Televisione, il medium della quotidianità nella corsa al capitalismo digitale
Marshall McLuhan nel suo famosissimo Understanding Media affermava che ogni volta che un nuovo medium s’impone storicamente, i media che lo hanno preceduto tendono a non scomparire, ma iniziano una specie di processo di riconfigurazione in cui cercano di attualizzare il proprio senso e la propria identità. Nell’attuale epoca della postmodernità o modernità liquida è giusto allora sottolineare come i vecchi media, tralasciando le attuali piattaforme, abbiano oggi necessità di essere riconcettualizzati alla luce delle loro biografie. La nascita e lo sviluppo di uno dei più importanti media elettronici della storia, la televisione, è stata di un’importanza fondamentale per tutti quei significati che ha saputo introiettare nella storia e nella società, operando una transnazionalità mediatica capace di raccontare sotto ogni latitudine gli eventi che man mano si presentavano. In particolar modo nel corso della seconda metà del’900, la costruzione dell’immaginario collettivo operato dalla televisione ha assunto un valore che è andato a caratterizzare l’interpretazione di tale medium da parte del pubblico e l’uso politico, economico e culturale di questa tecnologia.

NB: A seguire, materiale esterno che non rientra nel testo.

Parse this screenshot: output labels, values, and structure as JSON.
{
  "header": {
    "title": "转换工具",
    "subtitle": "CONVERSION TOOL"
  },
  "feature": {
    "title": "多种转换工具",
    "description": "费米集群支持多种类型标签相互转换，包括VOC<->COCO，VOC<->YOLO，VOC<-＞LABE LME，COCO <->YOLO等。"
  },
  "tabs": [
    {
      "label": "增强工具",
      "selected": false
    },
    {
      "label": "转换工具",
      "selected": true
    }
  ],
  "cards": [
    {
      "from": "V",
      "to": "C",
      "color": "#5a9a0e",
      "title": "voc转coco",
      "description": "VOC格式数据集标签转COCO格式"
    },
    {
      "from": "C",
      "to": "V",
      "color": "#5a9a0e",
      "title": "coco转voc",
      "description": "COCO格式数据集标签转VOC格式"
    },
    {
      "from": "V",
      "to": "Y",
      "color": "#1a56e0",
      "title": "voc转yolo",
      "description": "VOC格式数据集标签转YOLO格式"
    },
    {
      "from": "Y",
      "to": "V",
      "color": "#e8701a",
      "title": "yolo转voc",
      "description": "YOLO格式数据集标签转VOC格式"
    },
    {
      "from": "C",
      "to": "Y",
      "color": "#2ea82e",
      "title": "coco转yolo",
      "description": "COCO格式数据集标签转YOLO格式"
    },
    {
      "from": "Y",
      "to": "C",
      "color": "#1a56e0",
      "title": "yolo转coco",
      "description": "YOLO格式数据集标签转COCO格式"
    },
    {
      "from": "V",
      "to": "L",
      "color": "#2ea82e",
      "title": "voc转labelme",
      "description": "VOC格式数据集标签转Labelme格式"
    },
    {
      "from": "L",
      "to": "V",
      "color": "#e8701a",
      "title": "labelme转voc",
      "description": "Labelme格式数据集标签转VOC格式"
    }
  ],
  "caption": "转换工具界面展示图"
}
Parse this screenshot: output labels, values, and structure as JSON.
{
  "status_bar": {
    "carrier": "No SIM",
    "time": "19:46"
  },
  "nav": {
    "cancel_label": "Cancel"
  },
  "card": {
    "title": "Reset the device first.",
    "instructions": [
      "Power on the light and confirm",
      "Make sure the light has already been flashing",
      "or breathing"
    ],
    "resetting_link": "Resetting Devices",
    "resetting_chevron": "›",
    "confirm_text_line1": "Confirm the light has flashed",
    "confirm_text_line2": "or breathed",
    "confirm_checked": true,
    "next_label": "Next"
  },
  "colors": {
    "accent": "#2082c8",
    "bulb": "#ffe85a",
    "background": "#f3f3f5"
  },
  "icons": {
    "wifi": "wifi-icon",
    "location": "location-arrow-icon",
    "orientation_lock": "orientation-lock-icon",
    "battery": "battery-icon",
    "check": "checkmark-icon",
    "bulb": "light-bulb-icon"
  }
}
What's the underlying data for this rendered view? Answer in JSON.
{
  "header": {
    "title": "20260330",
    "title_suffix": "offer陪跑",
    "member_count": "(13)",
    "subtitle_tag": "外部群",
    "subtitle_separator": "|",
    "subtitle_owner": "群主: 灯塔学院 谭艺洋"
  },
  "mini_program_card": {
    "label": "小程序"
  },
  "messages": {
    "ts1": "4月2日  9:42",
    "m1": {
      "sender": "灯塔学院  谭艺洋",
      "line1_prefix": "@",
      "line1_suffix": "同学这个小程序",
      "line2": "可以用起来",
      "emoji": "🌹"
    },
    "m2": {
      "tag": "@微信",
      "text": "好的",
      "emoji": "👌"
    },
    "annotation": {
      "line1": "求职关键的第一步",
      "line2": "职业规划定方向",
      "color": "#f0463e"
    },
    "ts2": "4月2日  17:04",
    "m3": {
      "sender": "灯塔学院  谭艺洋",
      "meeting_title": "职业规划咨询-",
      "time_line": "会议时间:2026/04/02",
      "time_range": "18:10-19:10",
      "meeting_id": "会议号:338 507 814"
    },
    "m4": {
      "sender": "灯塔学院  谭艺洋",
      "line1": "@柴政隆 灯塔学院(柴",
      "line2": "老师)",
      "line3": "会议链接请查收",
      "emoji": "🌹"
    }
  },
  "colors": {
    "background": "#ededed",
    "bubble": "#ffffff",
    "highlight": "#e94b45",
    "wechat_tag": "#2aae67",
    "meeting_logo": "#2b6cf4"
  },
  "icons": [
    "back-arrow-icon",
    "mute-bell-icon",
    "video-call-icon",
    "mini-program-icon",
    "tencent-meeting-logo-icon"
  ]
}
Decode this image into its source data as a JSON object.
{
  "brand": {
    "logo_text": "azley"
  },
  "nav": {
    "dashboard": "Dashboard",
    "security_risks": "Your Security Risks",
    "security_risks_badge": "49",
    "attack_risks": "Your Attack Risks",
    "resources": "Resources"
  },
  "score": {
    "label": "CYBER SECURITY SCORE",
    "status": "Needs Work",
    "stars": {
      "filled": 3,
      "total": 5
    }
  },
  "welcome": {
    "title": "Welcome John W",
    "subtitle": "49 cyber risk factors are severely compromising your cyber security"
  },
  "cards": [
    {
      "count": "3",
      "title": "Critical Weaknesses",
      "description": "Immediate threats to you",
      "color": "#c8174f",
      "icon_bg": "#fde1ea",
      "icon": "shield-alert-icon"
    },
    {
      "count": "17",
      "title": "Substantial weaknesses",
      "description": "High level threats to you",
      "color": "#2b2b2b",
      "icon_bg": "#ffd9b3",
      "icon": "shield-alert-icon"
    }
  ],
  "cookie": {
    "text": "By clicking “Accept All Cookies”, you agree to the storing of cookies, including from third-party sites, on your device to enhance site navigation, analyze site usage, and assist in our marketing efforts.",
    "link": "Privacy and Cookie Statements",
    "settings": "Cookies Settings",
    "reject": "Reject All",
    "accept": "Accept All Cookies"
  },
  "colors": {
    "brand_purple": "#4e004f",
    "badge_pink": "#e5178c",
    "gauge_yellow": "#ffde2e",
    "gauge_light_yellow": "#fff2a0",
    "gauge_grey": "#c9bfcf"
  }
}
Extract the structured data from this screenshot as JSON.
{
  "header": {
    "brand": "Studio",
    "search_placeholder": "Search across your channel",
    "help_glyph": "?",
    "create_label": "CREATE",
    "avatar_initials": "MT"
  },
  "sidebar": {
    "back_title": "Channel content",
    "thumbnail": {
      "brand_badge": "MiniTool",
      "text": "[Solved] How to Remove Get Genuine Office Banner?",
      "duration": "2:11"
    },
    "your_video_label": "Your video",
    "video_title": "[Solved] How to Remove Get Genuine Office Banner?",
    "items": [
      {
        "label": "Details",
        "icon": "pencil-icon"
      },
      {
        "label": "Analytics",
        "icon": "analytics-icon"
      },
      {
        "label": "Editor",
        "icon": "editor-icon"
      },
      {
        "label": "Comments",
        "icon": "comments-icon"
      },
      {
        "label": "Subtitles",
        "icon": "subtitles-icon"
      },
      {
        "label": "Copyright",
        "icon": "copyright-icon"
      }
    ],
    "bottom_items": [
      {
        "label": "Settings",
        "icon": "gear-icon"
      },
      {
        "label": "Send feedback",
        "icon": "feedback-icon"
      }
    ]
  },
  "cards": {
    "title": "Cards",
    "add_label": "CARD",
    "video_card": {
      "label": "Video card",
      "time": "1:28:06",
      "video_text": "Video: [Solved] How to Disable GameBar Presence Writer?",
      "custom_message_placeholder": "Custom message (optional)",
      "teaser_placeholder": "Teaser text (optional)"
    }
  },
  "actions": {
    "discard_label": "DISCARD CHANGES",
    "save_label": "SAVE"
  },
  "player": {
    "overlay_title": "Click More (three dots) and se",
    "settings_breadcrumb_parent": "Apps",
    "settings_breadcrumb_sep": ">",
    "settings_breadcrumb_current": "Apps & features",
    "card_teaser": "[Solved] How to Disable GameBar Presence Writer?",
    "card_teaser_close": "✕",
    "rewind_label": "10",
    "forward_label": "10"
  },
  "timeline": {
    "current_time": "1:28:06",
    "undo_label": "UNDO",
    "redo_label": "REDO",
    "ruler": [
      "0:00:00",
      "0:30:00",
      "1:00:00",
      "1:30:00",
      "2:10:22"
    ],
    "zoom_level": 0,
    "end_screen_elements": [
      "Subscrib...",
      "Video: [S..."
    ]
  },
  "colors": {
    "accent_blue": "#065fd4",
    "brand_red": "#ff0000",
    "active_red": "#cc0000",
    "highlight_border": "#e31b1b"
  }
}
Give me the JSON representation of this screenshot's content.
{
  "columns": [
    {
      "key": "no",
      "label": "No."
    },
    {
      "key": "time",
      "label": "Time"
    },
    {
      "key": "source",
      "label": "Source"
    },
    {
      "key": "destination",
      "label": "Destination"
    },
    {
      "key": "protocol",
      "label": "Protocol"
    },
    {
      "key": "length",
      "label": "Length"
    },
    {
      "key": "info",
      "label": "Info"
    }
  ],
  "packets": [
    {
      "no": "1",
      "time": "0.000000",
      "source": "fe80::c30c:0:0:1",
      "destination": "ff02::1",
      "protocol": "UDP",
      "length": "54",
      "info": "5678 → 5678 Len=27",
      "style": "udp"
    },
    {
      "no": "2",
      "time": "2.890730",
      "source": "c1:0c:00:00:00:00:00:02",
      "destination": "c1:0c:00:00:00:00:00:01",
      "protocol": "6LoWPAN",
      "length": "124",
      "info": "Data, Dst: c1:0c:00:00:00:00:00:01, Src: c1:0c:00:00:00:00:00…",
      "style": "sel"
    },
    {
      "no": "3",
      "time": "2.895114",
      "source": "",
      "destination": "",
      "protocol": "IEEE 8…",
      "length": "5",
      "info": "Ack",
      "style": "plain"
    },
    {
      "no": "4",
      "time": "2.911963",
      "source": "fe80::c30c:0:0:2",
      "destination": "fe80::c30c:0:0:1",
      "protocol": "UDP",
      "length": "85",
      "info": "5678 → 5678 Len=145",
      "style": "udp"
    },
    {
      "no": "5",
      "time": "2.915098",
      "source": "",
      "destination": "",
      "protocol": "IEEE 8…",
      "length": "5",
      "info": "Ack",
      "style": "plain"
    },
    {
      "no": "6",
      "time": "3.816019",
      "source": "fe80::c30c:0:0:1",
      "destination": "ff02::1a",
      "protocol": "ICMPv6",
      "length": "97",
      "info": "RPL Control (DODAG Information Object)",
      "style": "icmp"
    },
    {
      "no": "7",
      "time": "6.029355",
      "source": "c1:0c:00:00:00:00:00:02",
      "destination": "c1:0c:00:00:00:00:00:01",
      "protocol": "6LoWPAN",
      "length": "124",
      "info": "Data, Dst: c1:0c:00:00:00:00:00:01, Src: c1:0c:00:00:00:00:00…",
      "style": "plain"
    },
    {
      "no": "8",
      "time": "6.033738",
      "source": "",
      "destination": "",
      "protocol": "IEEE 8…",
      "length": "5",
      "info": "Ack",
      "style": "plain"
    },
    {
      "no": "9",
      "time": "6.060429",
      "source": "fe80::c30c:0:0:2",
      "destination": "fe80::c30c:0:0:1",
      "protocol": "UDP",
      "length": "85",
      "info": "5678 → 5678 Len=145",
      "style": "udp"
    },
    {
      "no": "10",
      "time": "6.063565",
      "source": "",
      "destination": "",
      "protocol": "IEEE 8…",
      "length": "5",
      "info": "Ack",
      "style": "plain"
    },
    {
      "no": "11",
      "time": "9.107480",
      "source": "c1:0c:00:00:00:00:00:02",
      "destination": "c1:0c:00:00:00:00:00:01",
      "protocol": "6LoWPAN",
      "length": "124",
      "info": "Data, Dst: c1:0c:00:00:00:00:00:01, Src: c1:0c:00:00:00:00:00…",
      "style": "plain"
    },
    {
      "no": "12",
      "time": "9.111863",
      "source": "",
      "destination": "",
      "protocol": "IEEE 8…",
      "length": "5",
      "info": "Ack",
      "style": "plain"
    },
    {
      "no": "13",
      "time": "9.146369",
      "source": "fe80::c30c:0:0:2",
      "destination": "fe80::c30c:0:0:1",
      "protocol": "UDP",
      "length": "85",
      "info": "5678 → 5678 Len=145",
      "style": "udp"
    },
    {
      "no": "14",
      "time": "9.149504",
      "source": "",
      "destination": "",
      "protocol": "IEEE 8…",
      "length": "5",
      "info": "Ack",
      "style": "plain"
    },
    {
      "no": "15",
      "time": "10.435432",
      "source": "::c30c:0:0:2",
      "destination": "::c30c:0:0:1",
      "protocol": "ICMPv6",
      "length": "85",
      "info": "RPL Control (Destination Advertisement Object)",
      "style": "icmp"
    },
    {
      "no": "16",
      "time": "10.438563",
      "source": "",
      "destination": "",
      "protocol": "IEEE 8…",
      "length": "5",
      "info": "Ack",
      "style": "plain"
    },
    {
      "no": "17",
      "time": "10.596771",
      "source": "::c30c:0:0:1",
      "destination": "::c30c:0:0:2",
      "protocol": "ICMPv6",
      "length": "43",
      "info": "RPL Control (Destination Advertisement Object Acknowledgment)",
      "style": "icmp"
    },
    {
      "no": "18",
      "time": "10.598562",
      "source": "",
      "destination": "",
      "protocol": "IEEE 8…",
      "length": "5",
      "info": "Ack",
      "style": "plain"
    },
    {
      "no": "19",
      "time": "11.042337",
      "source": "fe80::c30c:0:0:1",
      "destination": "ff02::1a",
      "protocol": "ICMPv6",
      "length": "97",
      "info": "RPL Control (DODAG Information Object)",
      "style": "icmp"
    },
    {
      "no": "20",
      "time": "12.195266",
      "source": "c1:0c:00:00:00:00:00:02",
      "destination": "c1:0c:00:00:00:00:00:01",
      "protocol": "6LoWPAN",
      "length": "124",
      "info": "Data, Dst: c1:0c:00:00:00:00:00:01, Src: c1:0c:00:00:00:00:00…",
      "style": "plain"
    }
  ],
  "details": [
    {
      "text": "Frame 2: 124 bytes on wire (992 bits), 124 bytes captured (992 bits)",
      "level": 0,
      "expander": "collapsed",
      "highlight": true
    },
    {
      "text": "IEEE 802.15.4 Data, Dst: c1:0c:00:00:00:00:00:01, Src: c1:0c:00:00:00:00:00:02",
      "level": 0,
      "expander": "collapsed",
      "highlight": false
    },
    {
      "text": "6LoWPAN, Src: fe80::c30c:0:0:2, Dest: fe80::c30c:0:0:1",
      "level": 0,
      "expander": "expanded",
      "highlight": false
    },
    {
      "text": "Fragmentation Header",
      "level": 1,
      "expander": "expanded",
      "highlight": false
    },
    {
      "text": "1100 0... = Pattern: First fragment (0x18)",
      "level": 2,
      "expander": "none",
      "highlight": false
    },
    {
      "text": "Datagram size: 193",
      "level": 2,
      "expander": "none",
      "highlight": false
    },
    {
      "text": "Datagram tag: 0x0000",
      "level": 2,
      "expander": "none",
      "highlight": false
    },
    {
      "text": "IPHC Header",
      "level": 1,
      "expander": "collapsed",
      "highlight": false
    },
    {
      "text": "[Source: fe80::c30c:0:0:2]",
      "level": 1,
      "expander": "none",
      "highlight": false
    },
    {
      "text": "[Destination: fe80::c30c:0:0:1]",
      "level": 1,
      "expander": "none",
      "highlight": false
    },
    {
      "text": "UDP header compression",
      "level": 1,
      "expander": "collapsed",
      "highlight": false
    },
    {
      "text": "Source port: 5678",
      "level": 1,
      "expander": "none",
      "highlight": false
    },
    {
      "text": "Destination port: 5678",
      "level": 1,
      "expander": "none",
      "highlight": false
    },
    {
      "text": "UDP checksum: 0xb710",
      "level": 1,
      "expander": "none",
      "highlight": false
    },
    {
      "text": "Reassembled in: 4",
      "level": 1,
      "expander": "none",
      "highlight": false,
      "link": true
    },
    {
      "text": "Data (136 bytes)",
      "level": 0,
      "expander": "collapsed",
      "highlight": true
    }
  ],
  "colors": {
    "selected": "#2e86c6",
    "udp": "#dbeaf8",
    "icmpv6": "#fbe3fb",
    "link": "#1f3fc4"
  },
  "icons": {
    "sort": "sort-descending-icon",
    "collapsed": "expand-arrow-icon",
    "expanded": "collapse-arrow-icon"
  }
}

Il mito fondativo della stessa televisione ha permesso di offrire alla popolazione mondiale i mezzi necessari per comprendere il grande cambiamento che i media in generale avrebbero apportato da un punto di vista pratico, simbolico, culturale e ideologico. Tornando all’oggi, la televisione, testimone fedele del passaggio di secolo e dell’avvento della rete, rimane nonostante tutto un medium che si discosta dalla sua primaria natura di macchina, per assumere nei confronti del pubblico un insieme di pratiche associate al suo diretto utilizzo. Ciò vuol intendersi come il rifuggire da parte della televisione da una staticità dovuta al progresso e all’avanzare della cosiddetta platformization e invece dal ricorso a continue negoziazioni tra la nuova tecnologia televisiva e i neo rituali d’uso. L’industria televisiva ha saputo cioè ibridarsi con i linguaggi del digitale evitando l’inutile e inconcludente competizione con la rete, e divenendo un medium oggi connesso al web.
La televisione ieri come oggi è ancora il mezzo centrale nei salotti dell’occidente, si è liberata dai timori legati alla sua nascita e ha conquistato lo spazio e il tempo dello spettatore grazie all’alleanza con la rete, alleanza che ha permesso al pubblico di diventare il protagonista del processo comunicativo. Il futuro della televisione come di tutti gli altri media è però legato allo sviluppo di ecosistemi mediali per forza di cose sempre più globali (global media) e anche sempre più legati a dinamiche e logiche neoimperialiste, di cui le piattaforme sono un fenomeno evidente e transnazionale. Lo sviluppo sempre maggiore delle imprese di comunicazione in particolar modo statunitensi, porterà a un mainstream connotato culturalmente, economicamente e politicamente da un’ideologia ancor più a stelle e strisce in cui faranno sempre più fatica a emergere paesi terzi. La televisione in questo scenario si troverà ancora a una volta a narrare, suo malgrado, quello che con una felice espressione il sociologo britannico Billig ha definito il nazionalismo banale, ovvero pratiche culturali e quotidiane che ci appaiono ordinarie ma che in realtà sono pervasive perché trasmesse in modo naturale dai media.